In managed environments and under centralised management, data centres house essential computing resources that enable businesses to run around the clock or according to their business needs.
Practically, every company has one or more data centres. Using separate operating systems and hardware architectures, others have developed quickly to fit diverse enterprise application environments. Evolution has led to diverse and varying ecosystems that are costly to control and sustain.
The supporting network infrastructure might not have improved rapidly enough to be versatile in accommodating on-going redundancy, scalability, protection, and management requirements in addition to the application setting.
A network architecture of the Data Centre lacking in any of these areas risks being unable to maintain the planned service level agreements (SLAs). Data Centre downtime, failure of the infrastructure or inability to incorporate new services means that SLAs are not met, resulting in a lack of access to essential resources and a quantifiable effect on regular business operations. The effect may be as easy as increased reaction time or as significant as data loss.
The advantages of a data centre include conventional market-oriented objectives such as supporting business operations around the clock (resilience), minimising the overall operational costs and maintenance required to manage the business function (total cost of ownership), and rapid deployment of applications and consolidation of computing resources (flexibility).

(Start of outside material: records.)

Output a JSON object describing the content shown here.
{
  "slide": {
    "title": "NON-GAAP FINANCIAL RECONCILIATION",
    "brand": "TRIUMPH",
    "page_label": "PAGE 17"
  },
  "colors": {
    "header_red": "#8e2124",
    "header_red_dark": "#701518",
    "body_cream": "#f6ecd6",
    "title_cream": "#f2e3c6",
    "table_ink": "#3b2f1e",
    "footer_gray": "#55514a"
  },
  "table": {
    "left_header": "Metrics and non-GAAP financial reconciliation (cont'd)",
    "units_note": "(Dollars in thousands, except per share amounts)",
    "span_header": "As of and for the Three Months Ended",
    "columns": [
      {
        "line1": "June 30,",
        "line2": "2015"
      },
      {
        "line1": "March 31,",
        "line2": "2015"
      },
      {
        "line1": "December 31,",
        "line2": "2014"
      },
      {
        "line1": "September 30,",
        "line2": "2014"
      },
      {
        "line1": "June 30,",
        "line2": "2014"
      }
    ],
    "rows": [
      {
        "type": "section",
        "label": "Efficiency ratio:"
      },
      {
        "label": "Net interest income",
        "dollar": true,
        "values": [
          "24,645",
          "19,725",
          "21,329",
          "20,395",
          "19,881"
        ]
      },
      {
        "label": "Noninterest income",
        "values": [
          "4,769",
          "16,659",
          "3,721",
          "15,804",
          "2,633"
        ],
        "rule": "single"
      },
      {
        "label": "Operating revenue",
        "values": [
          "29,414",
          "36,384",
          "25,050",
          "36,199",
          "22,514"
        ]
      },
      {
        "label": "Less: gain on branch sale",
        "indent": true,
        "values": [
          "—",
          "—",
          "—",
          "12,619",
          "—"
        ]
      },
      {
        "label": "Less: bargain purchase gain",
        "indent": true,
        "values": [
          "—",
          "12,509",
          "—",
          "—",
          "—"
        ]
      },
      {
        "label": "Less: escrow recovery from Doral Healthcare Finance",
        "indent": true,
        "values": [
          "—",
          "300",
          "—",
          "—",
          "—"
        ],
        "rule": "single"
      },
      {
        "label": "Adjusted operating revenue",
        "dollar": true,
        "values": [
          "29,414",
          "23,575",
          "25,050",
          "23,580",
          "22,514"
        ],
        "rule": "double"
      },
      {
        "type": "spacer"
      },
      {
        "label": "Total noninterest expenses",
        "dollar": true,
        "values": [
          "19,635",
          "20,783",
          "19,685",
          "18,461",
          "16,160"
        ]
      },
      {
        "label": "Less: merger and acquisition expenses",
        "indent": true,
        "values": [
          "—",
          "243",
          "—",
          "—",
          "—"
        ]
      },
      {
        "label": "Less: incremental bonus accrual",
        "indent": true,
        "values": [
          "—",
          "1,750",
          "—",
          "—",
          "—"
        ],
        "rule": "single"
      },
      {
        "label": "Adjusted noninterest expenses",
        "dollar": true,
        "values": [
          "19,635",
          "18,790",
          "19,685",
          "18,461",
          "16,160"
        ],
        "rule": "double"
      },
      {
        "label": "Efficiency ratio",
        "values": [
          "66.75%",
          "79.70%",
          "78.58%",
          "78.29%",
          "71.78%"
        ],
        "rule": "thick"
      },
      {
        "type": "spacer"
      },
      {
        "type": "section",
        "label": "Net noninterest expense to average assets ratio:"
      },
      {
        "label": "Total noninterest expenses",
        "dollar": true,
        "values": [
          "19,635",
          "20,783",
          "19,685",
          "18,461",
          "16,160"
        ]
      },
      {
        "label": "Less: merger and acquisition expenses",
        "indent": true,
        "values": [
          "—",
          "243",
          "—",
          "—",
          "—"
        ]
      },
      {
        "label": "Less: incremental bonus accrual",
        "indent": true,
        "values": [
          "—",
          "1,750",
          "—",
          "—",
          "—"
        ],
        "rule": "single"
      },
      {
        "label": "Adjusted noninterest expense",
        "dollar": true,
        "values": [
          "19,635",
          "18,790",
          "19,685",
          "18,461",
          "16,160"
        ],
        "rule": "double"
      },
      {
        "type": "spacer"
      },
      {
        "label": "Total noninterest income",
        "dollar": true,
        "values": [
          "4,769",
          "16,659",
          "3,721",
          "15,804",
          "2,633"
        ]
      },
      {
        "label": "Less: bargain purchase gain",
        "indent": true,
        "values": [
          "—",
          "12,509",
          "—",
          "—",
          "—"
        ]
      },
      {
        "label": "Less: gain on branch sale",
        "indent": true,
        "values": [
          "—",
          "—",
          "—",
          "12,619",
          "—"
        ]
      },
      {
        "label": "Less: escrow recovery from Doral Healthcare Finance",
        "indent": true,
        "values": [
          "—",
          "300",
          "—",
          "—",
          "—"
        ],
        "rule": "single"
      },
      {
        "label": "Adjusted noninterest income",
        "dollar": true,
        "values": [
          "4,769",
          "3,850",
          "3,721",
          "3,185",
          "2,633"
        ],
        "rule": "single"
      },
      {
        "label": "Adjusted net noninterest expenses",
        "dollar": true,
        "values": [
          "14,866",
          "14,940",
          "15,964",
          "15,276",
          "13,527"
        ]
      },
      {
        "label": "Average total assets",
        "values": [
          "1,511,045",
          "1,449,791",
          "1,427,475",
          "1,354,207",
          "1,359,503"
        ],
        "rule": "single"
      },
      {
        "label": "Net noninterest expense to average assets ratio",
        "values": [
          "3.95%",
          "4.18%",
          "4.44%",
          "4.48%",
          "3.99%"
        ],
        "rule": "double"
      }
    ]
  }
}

A number of information technology (IT) initiatives are created by these business goals, including:
- Continuance of business
- Increased Data Centre security
- Application, server, and Data Centre consolidation
- Integration of client/server and multi-tier (n-tier) applications or web service-related applications
- Consolidation for Storage
These IT policies are a combination of the need to resolve short-term issues and set a long-term strategic course, both of which involve an architectural strategy to prevent needless disruption if the network of data centres is not adequately scalable to accommodate potential changes.
The parameters for the design are:
- Management ability
For these various functional areas of a Data Centre network, these architecture requirements are applied:
- Infrastructure services: design of routing, switching, and server-farm
- Load balancing, Secure Socket Layer (SSL) offloading, and caching of application services
- Security services-Filtering and inspection of packets, detection of intrusions and intrusion prevention
- SAN Architecture, Fibre Channel Switching, Backup, and Archival storage facilities
- Business continuity: extension of SAN, collection of sites and interconnectivity with the Data Centre
Since data centres house essential computing infrastructure, businesses need to make special arrangements for both the equipment that houses the equipment and the workers needed for a 24-by-7 service.

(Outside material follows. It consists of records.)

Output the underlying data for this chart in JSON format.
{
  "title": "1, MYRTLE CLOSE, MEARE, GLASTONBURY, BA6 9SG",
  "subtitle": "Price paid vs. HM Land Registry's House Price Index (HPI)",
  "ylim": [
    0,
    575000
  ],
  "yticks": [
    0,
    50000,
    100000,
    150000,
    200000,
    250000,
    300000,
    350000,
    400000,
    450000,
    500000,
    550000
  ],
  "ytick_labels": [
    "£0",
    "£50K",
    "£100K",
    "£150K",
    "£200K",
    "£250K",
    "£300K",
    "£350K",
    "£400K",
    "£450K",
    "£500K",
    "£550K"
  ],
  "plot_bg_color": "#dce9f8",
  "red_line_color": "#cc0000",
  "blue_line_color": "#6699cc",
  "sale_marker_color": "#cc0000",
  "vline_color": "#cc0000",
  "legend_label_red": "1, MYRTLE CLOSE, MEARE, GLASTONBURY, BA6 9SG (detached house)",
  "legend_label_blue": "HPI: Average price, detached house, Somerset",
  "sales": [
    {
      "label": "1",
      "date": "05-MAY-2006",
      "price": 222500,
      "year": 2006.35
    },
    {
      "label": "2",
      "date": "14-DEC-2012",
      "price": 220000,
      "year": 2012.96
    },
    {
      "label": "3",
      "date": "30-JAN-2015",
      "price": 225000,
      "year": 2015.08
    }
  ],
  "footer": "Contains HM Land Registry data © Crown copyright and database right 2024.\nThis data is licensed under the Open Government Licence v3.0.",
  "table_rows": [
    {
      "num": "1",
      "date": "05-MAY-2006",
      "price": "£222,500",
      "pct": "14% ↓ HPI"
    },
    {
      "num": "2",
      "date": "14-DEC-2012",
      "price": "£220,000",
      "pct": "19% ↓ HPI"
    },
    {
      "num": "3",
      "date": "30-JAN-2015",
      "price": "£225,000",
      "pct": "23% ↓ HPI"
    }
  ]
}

A high concentration of server resources and network infrastructure is likely to sustain these facilities. Together with the business criticality of the applications, the demands posed by these tools generate the need to resolve the following areas:
- Capacity to power
- Power cooling
- Cabling with
- Controls temperature and humidity
- Systems for Fire and Smoke
- Physical security: access and surveillance systems limited
- Room for racks and elevated floors
Roles of data centre in the service provider environment:
Unlike in corporate environments, data centres in service provider (SP) environments, referred to as Internet Data Centres (IDCs), are the source of revenue that funds collocated server farms for enterprise clients.
The SP Data Centre is a service-oriented environment designed to house, or host, the application environment of an enterprise customer under tightly managed uptime and availability SLAs. When the primary purpose for the Data Centre is to serve Internet-facing applications, companies often create IDCs.
The IDCs are segregated from the internal Data Centres of SP which support the environments of internal business applications.
Application environments adopt particular application architecture structures, such as the classic client/server or n-tier model, whether designed for internal face or collocated applications.